China South Locomotive & Rolling Stock Corp, the nation's largest maker of rail vehicles, may raise US$1.5 billion from dual Shanghai and Hong Kong initial public offerings, insiders said yesterday.
The Beijing-based company will sell 1.6 billion shares, or a 14-percent stake, in Hong Kong to raise up to HK$4.4 billion (US$564 million), they said. It's also offering as many as 3 billion new shares, or a 26-percent stake, in Shanghai for as much as 6.54 billion yuan (US$954 million) according to a statement to the Shanghai Stock Exchange yesterday, Bloomberg News reported.
The sale will test demand for China's mainland stock offerings in a year when slumping equity markets forced at least eight IPOs to be delayed or scrapped in the Hong Kong market. China's mainland stock market has fallen 47 percent this year, the second-worst performer among 88 major global indexes tracked by Bloomberg News, prompting the securities regulator to slow share sale approval.
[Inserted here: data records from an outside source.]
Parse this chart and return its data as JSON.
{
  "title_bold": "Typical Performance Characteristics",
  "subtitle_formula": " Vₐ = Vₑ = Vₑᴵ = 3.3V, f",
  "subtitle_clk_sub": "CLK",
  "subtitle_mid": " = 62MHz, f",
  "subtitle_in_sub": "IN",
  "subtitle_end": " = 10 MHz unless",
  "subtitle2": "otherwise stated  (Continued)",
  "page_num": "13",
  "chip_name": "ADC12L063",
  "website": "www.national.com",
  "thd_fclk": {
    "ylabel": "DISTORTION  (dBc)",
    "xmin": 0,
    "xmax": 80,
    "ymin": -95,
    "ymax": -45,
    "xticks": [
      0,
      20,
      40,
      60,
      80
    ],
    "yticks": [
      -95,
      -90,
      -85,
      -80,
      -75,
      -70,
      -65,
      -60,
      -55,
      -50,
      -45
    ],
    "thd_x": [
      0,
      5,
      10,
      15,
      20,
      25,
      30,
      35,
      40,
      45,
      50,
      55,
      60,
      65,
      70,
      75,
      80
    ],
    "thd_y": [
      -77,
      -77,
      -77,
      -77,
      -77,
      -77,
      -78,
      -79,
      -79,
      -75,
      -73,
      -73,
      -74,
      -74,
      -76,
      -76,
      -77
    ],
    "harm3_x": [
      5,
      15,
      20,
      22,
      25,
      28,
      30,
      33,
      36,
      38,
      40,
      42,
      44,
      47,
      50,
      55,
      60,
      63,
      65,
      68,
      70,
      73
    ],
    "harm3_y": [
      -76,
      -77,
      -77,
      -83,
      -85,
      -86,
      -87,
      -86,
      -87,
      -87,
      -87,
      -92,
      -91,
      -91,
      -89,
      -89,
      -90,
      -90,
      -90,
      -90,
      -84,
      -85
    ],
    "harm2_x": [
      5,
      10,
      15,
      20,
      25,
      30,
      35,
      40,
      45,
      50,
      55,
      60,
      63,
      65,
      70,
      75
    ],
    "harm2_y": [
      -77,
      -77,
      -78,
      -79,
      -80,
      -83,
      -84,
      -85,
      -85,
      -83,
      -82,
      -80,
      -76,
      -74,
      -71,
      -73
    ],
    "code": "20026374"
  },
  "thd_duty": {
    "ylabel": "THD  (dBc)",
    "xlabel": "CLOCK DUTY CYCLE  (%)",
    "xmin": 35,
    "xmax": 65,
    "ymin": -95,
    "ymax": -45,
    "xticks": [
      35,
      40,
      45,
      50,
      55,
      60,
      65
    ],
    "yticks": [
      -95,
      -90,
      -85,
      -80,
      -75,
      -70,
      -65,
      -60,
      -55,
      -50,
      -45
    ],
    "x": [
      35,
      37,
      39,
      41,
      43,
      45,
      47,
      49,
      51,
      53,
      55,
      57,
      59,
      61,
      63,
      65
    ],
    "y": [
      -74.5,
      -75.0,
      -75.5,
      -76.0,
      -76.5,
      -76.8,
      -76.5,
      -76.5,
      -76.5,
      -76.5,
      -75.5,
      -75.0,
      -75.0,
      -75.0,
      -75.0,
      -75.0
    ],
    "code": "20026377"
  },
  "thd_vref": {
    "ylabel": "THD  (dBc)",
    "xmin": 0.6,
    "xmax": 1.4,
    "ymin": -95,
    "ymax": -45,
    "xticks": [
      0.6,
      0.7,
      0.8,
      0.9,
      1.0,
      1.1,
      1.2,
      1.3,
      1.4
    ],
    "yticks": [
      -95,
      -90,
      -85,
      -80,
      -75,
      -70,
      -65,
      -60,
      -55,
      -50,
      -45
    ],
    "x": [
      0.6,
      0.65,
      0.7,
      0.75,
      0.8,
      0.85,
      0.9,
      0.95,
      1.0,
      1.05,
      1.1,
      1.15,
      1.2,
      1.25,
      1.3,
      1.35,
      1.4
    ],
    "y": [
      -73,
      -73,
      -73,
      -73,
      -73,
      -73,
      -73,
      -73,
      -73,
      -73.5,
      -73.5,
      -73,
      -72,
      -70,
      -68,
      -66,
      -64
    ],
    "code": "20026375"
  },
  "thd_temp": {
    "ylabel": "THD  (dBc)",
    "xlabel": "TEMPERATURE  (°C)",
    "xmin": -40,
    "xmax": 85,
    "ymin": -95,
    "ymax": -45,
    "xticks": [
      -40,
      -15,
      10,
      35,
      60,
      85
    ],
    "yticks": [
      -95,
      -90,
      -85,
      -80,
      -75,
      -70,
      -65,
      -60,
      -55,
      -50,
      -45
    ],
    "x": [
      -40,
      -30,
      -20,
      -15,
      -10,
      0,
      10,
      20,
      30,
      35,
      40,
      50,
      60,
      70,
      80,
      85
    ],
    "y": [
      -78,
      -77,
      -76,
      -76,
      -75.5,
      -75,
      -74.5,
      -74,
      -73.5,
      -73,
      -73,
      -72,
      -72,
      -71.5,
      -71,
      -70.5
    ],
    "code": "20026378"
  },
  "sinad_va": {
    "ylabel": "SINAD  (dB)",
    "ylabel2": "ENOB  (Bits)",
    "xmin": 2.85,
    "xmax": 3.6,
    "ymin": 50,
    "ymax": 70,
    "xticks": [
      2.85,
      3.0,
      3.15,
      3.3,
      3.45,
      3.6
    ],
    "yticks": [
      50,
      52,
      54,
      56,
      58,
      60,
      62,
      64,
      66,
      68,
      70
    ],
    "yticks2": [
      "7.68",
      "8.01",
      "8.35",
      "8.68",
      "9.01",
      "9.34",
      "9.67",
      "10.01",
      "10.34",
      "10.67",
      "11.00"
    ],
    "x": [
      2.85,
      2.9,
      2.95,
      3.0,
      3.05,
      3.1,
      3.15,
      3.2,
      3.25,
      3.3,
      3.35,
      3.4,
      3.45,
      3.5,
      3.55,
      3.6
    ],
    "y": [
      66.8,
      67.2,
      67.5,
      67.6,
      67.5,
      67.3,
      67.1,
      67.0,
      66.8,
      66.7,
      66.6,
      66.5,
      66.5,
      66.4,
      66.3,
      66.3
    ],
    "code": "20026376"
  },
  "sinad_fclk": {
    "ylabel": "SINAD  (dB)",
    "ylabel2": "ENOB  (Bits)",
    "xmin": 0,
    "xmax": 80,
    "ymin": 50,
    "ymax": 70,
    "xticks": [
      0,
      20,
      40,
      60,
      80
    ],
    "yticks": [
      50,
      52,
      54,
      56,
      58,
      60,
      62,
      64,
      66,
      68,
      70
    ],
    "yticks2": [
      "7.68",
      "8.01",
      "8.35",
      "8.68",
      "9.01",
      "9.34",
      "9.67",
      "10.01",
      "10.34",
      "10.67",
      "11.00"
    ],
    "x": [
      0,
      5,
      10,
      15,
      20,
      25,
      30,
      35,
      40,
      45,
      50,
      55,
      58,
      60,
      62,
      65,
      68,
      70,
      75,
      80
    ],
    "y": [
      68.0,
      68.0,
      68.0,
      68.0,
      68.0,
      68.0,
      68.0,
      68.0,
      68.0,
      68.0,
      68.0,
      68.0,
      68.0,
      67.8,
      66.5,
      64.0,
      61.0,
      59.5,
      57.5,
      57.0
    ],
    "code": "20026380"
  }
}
"China South Locomotive's IPO is very interesting based solely on timing. Investors today are afraid of any risk and are likely overly discounting this," said Jeff Papp, a senior analyst at Illinois-based Oberweis Asset Management Inc which manages US$1.5 billion. "The one area that still looks highly favorable is infrastructure-related plays."
The dual offering could be the largest first-time public share sale by a Chinese company since the US$5.7 billion sale by China Railway Construction Corp between February and March, according to Bloomberg News.
China's State Council has earmarked 2 trillion yuan to expand and upgrade its railway system between 2006 and 2020, according to a Macquarie report last month.